On 1/4/14 10:42 PM, Ben Finney wrote:
Luca Sbardella <luca.sbarde...@gmail.com> writes:

you are my heroes but this survey is quite useless, can you include more
people?
The survey cohort was self-selected from those who read the forums where
it was posted.

I wasn't aware of it so many thousands of python users.
That statement confuses me. Were you aware of it, or not? How did you
become aware of it?

And after that, you are well aware that Python 3 or 2 is becoming a
liability, just stick with one, anyone (3) at this point.
The policy of the Python core developers is quite clear, and has been
for many years: Python 2 is a dead end, and Python 2.7 (released
2010-07-03, 3½ years ago) is the last Python 2.
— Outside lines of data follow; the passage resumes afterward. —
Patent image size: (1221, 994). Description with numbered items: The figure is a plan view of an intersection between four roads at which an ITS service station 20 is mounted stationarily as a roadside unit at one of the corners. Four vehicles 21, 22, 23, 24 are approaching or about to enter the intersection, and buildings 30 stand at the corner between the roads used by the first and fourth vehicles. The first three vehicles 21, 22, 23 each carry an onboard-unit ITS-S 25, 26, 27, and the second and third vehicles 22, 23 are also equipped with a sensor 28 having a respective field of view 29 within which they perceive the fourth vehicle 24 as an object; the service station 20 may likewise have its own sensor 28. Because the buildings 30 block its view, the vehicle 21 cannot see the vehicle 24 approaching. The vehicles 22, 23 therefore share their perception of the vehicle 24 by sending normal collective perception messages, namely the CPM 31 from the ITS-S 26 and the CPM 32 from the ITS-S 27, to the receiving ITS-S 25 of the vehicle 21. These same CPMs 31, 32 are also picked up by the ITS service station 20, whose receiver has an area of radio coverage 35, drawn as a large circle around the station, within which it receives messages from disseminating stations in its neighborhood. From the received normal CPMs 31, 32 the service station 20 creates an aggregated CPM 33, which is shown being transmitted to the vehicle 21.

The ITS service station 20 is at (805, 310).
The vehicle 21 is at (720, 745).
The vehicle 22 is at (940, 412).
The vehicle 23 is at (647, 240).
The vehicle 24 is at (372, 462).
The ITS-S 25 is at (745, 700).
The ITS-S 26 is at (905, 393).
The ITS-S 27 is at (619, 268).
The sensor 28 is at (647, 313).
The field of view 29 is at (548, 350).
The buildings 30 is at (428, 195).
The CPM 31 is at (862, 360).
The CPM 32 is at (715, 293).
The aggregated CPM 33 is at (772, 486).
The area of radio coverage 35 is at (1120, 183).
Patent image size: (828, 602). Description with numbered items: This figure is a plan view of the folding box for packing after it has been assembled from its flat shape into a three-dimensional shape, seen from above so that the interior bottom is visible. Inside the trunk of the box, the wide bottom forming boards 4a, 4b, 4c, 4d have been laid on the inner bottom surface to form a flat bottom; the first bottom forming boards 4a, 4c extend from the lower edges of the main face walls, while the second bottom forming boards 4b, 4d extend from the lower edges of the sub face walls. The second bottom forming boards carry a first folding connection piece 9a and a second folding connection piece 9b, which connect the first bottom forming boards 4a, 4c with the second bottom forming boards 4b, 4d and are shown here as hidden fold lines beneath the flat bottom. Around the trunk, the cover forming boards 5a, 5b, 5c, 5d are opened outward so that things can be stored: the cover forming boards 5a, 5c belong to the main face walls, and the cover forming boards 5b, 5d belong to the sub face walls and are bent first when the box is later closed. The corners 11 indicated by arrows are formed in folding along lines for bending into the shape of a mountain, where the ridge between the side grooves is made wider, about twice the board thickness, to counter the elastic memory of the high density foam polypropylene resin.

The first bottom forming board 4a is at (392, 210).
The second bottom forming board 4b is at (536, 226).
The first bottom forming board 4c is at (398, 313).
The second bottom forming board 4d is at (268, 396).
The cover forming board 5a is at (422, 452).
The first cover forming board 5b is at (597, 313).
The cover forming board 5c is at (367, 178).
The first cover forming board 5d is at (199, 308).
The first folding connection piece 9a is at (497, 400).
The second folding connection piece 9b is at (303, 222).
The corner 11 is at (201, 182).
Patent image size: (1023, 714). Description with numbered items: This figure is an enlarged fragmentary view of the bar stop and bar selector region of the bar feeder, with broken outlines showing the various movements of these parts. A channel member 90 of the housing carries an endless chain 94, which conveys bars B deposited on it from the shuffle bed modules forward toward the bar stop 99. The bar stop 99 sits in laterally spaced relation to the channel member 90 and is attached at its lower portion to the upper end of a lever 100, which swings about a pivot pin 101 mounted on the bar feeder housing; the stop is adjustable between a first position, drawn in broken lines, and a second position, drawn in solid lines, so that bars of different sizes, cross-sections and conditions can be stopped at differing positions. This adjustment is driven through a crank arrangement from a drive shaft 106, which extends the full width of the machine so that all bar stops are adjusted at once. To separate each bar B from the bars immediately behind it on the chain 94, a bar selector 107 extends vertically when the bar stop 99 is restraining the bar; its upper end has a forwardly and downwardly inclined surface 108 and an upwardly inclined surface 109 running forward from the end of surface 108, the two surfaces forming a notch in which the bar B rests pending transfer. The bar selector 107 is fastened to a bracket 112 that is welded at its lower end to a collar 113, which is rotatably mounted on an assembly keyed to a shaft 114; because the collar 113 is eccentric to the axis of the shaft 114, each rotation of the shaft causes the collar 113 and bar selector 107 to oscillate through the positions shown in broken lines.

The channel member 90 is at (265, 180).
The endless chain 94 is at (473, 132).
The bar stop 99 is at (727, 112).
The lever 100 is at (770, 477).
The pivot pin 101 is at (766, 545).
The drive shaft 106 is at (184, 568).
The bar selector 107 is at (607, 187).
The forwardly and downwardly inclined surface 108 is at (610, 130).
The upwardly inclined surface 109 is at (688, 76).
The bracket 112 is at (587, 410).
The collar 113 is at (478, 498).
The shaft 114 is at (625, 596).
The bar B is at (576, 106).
Python 2.7 is the last of the Python 2 line, there will never be new
Python 2 features <URL:http://python.org/dev/peps/pep-0404/>, everyone
should migrate to Python 3.

That is already the Python core developers's published policy. So, to
whom are you speaking here on the Python core developers' forum?

I don't want to go and learn a new language, please.
Great! If you already know Python, then there is very little (certainly
not “a new language”) different to move from Python 2.7 to Python 3.

Enjoy!

I think it helps Luca and many others (including myself) if there is a reference of the difference between 2.7 and Python 3.3+.
There are PEPs and books, but is there any such long list of references?

If not, should we start investing in one? I know the basic one such as xrange and range, items vs iteritems, izip vs zip that sort of uniform syntax/library inclusion difference.

If there is such reference available?